AWS Data Pipelines
AWS Tutorial: Data Pipelines & ETL
Welcome to the Data Pipelines lesson. Moving terabytes of raw data, transforming it into a usable format, and loading it into a database is a massive engineering challenge.
Why Learn Data Pipelines?
If your data is fragmented across different databases and external APIs, you cannot run analytics on it. Learning ETL (Extract, Transform, Load) pipelines allows you to consolidate your company's data into a single, clean source of truth.
Tutorial Overview
In this tutorial, you will learn the core data movement services:
- AWS Glue: Managed ETL service.
- Amazon Kinesis: Real-time streaming data.
Extract, Transform, Load (ETL)
- AWS Glue: A fully managed, serverless data integration and ETL service. It easily discovers, prepares, and combines data for analytics.

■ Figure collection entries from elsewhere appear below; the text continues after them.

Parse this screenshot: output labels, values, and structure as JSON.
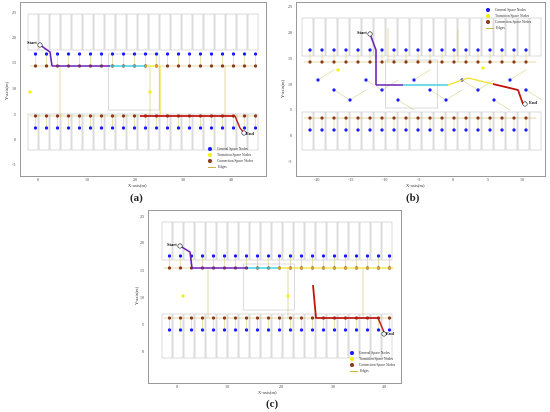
{
  "legend": {
    "general": "General Space Nodes",
    "transition": "Transition Space Nodes",
    "connection": "Connection Space Nodes",
    "edges": "Edges"
  },
  "colors": {
    "general": "#1a1aff",
    "transition": "#f2f20a",
    "connection": "#8b3a1a",
    "edges": "#c9b54a",
    "path_purple": "#6a1fb5",
    "path_cyan": "#40d0e0",
    "path_yellow": "#f0e030",
    "path_red": "#c0140c",
    "path_orange": "#f08020"
  },
  "panels": [
    {
      "caption": "(a)",
      "ylabel": "Y-axis(m)",
      "xlabel": "X-axis(m)",
      "yticks": [
        "25",
        "20",
        "15",
        "10",
        "5",
        "0",
        "-5"
      ],
      "xticks": [
        "0",
        "10",
        "20",
        "30",
        "40"
      ],
      "start": "Start",
      "end": "End"
    },
    {
      "caption": "(b)",
      "ylabel": "Y-axis(m)",
      "xlabel": "X-axis(m)",
      "yticks": [
        "25",
        "20",
        "15",
        "10",
        "5",
        "0",
        "-5"
      ],
      "xticks": [
        "-20",
        "-15",
        "-10",
        "-5",
        "0",
        "5",
        "10"
      ],
      "start": "Start",
      "end": "End"
    },
    {
      "caption": "(c)",
      "ylabel": "Y-axis(m)",
      "xlabel": "X-axis(m)",
      "yticks": [
        "25",
        "20",
        "15",
        "10",
        "5",
        "0"
      ],
      "xticks": [
        "0",
        "10",
        "20",
        "30",
        "40"
      ],
      "start": "Start",
      "end": "End"
    }
  ]
}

For example, Glue can extract raw messy JSON files from S3, format them into clean tables, and load them into Amazon Redshift for reporting.
Real-Time Streaming Data
- Amazon Kinesis: What if you need to process data the exact millisecond it is generated (like live stock market prices or website clickstreams)? Kinesis makes it easy to collect, process, and analyze real-time, streaming data so you can react quickly to new information before it goes stale.